Temperatura adecuada. Nunca des el biberón caliente a tu bebé porque puede quemarse y se rehusará a tomar otra vez mientras recuerde la mala experiencia. Por esta razón, siempre debes revisar la temperatura y si está muy frío puedes introducirlo en agua tibia por unos minutos y esperar a que se caliente un poco. Derramar unas gotas sobre tu muñeca te permitirá detectar si la temperatura es correcta.

 

 

Importancia de la higiene

Entre otros aspectos importantes para la lactancia artificial no podemos dejar de mencionar la higiene y limpieza en la preparación del alimento y la esterilización de los biberones.

Al respecto, los pediatras recomiendan que la persona que prepara el biberón lave sus manos con agua y jabón, así como cada utensilio que usa para este proceso. Si es posible, de preferencia, los utensilios para el bebé deben ser independientes de los del resto de la familia y deben mantenerse resguardados de insectos y moscas.

En cuanto a los biberones, se deben higienizar estos después de cada uso, usando un cepillo especial para limpiarlo bien y eliminar los restos de alimento. Después, es necesario esterilizarlos, bien sea por el método tradicional de hervir el agua, usando esterilizadores especializados o el microondas.

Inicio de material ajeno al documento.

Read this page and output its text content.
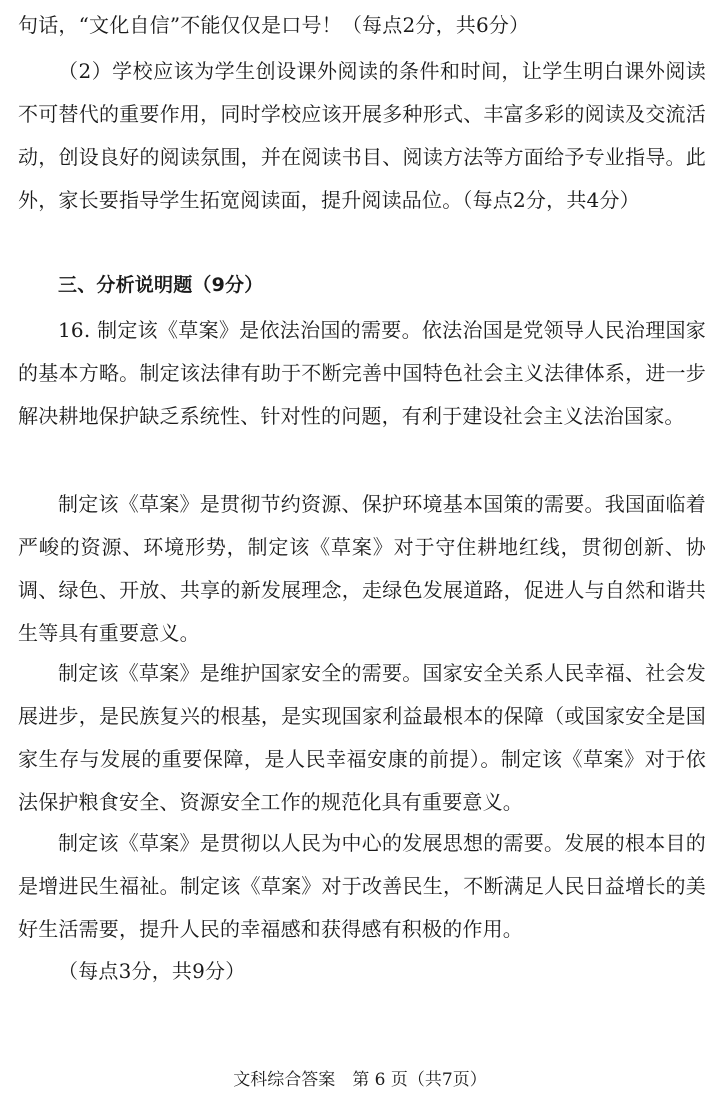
句话，“文化自信”不能仅仅是口号！（每点2分，共6分）

（2）学校应该为学生创设课外阅读的条件和时间，让学生明白课外阅读不可替代的重要作用，同时学校应该开展多种形式、丰富多彩的阅读及交流活动，创设良好的阅读氛围，并在阅读书目、阅读方法等方面给予专业指导。此外，家长要指导学生拓宽阅读面，提升阅读品位。（每点2分，共4分）

三、分析说明题（9分）

16. 制定该《草案》是依法治国的需要。依法治国是党领导人民治理国家的基本方略。制定该法律有助于不断完善中国特色社会主义法律体系，进一步解决耕地保护缺乏系统性、针对性的问题，有利于建设社会主义法治国家。

制定该《草案》是贯彻节约资源、保护环境基本国策的需要。我国面临着严峻的资源、环境形势，制定该《草案》对于守住耕地红线，贯彻创新、协调、绿色、开放、共享的新发展理念，走绿色发展道路，促进人与自然和谐共生等具有重要意义。

制定该《草案》是维护国家安全的需要。国家安全关系人民幸福、社会发展进步，是民族复兴的根基，是实现国家利益最根本的保障（或国家安全是国家生存与发展的重要保障，是人民幸福安康的前提）。制定该《草案》对于依法保护粮食安全、资源安全工作的规范化具有重要意义。

制定该《草案》是贯彻以人民为中心的发展思想的需要。发展的根本目的是增进民生福祉。制定该《草案》对于改善民生，不断满足人民日益增长的美好生活需要，提升人民的幸福感和获得感有积极的作用。

（每点3分，共9分）

文科综合答案　第 6 页（共7页）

Todas estas medidas de higiene deben mantenerse mientras el bebé use el biberón y con otros utensilios como el chupete, cucharas y vasos, pues debemos recordar que el sistema inmune de los pequeños está en desarrollo, así que son más propensos a contraer enfermedades gastrointestinales, infecciones por bacterias, entre otros.

 

Beneficios de la leche artificial

No es fácil decir que una leche es mejor que otra, ya que todas, o la mayoría, están diseñadas a partir de la leche de vaca y después son modificadas para reducir la cantidad de proteína y grasa que contiene, además de añadirle los minerales, vitaminas y nutrientes para satisfacer las necesidades alimenticias y de desarrollo del bebé.

Sin embargo, hay algunos ingredientes muy puntuales que debe tener el compuesto lácteo para que el bebé obtenga la mayor cantidad de beneficios. Aquí mencionamos algunos.

  • DHA (ácido docosahexaenoico): Es un ácido graso Omega 3 que contribuye en el desarrollo normal del cerebro y la vista del bebé.
  • Zinc y Calcio: El primero es un mineral necesario para el normal crecimiento del bebé, mientras que el calcio fortalece huesos y dientes.
  • Hierro: Este compuesto fortalece el sistema inmunológico del pequeño así como su desarrollo cognitivo.
  • Vitaminas C y D: La primera ayuda al sistema inmune a enfrentar enfermedades y la D fortalece los huesos.

En la actualidad muchas madres reconocen más la importancia de la lactancia materna, pero eso no desfavorece de ninguna forma a las madres que recurren a la lactancia artificial, pues la prioridad de todas es la misma: el bienestar del bebé y velar por su crecimiento normal, haciendo siempre lo mejor que podemos acorde a nuestras posibilidades y necesidades.